Huh, I was expecting more. There's so much to hate with github actions!

  • Sometimes you can pass a list, or boolean, but for composite actions you can only pass strings.
  • Open bugs that github actions just doesn't care to fix (I've run across about 3). Most recently, concurrency flag cancel_in_progress doesn't work, and they aren't fixing it.
  • variables often not accessable until next step.
  • API is slow to update. Running jobs querying themselves won't see themselves as running 50% of the time
  • Inability to easily pass vars from one job to another. (output in step, output from job, needs, call) it's 4 lines of code to get a single var accessable in another job.
  • UI doesn't show startup errors. Depending on the error if you make a dumb syntax error in the workflow file, the UI will just say failed to startup. Won't tell you what happened, won't even link it to your PR which kicked it off, you have to go hunting for it.
  • Workflow Dispatch is a joke. Can't run it in a branch, no dynamic inputs, no banners.
  • Can't run schedules in branches.
  • Inconsistent Event Data labels and locations across triggers. Want to get the head sha? It's in a different place for each trigger, same for so many things.
  • Merge Queues have the worst Event Data. They run off a autogenerated branch, and so they fill everything in with actor=mergequeuebot and garbage that is unhelpful. Good luck trying to get the head sha and look up the real info like say the branch name you're merging in. You have to parse it out from a head_ref's description or some junk.
  • No dynamic run names. Well, you can, but you have to call the api and update it. It's a hassle. Why not just let me toss in an @actor, or @branch in the run name? That way when a dev is looking for their instance of "Build Job" from a massive list, they can actually find theirs.
  • garbage documentation

I could go on.

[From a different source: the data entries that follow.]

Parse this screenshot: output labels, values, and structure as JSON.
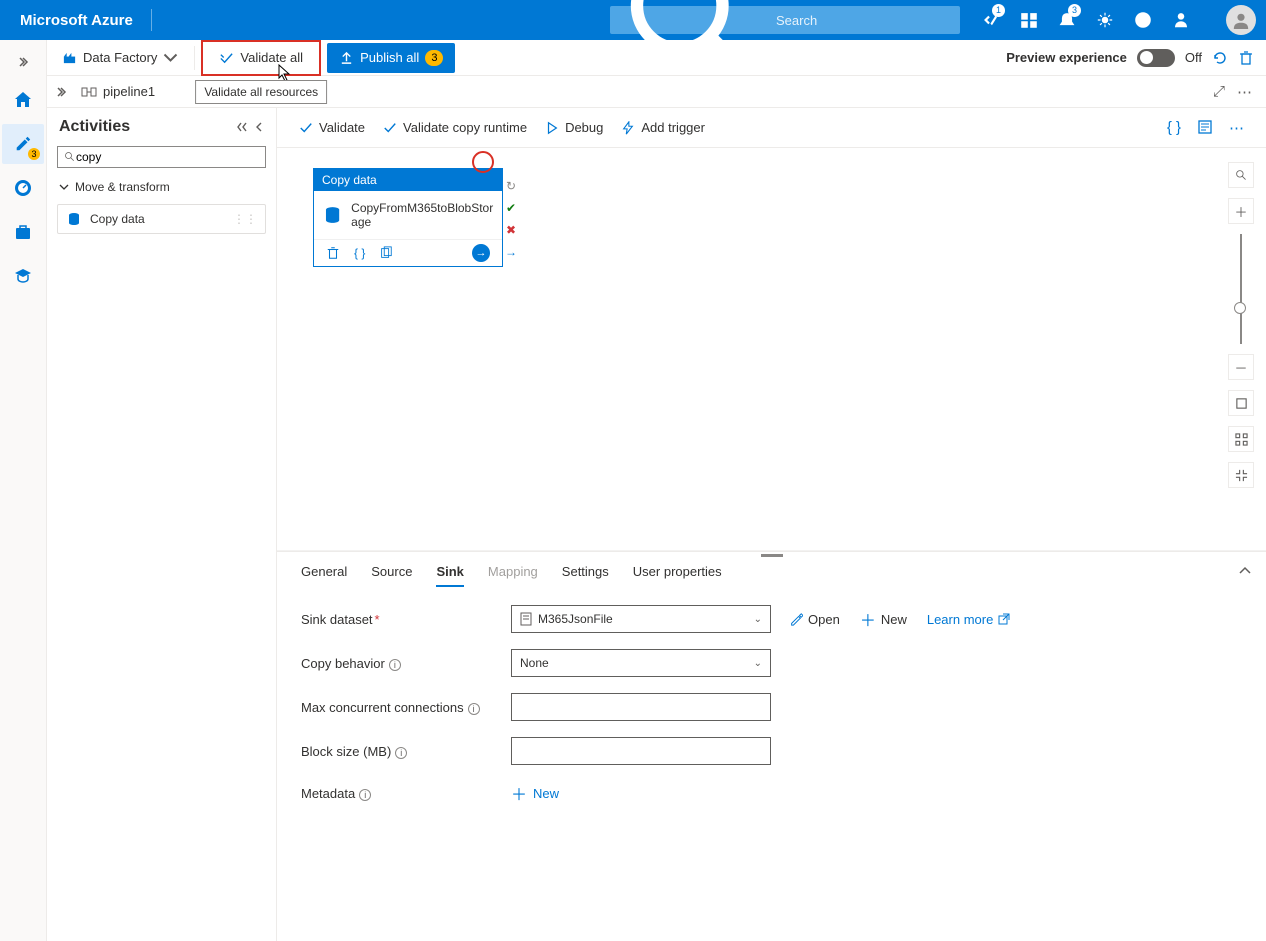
{
  "header": {
    "brand": "Microsoft Azure",
    "search_placeholder": "Search",
    "badge1": "1",
    "badge2": "3"
  },
  "toolbar": {
    "data_factory": "Data Factory",
    "validate_all": "Validate all",
    "validate_all_tooltip": "Validate all resources",
    "publish_all": "Publish all",
    "publish_count": "3",
    "preview_label": "Preview experience",
    "toggle_state": "Off"
  },
  "left_rail": {
    "badge": "3"
  },
  "breadcrumb": {
    "pipeline": "pipeline1"
  },
  "activities": {
    "title": "Activities",
    "search_value": "copy",
    "group": "Move & transform",
    "item1": "Copy data"
  },
  "canvas_toolbar": {
    "validate": "Validate",
    "validate_runtime": "Validate copy runtime",
    "debug": "Debug",
    "add_trigger": "Add trigger"
  },
  "node": {
    "title": "Copy data",
    "name": "CopyFromM365toBlobStorage"
  },
  "bottom_tabs": {
    "general": "General",
    "source": "Source",
    "sink": "Sink",
    "mapping": "Mapping",
    "settings": "Settings",
    "user_props": "User properties"
  },
  "form": {
    "sink_dataset_label": "Sink dataset",
    "sink_dataset_value": "M365JsonFile",
    "open": "Open",
    "new": "New",
    "learn_more": "Learn more",
    "copy_behavior_label": "Copy behavior",
    "copy_behavior_value": "None",
    "max_conn_label": "Max concurrent connections",
    "block_size_label": "Block size (MB)",
    "metadata_label": "Metadata",
    "metadata_new": "New"
  }
}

I do CI/CD for work and gha is the tool they are having us use. I have no say in the matter.

[–] moonpiedumplings@programming.dev 2 points 3 weeks ago (10 children)

What would you use if you had a choice?

[–] yaroto98@lemmy.world 5 points 3 weeks ago (8 children)

Not saying it's perfect, but every job I've been at they're migrating away from Jenkins. And they never have a reason to do so other than shiny new toy. Jenkins has it's own problems, but I personally think it's litterally decades ahead of github actions.

I do like runners better than the default jenkins run baremetal on the server, however the runners are too blackbox. I wish there was a debug toggle on runners. Pause at step, then provide a console into the runner. Some runs litterally take hours, so adding some debug output, and rerunning makes troubleshooting tedious.

[–] namingthingsiseasy@programming.dev 2 points 3 weeks ago (1 children)

I've found the edit/test/debug loop in Jenkins to be much faster than Github Actions. It was quite a refreshing change when I made that transition.

[–] yaroto98@lemmy.world 1 points 3 weeks ago (1 children)

Yep, I think the only thing github actions has over jenkins is built in versioning. I wish in jenkins I could edit a pipeline and easily roll it back. Or even better have tags so if I break something the team can just use the previous tag while I figure it out.

Interesting. Were you using a Jenkinsfile? I'm not sure I completely understand your use case, but using a Jenkinsfile would mean that your entire pipeline would be defined in a file in source control, so you could roll it back if you made a change that didn't work quite right. Seems to be what your looking for if I'm understanding what you're looking for.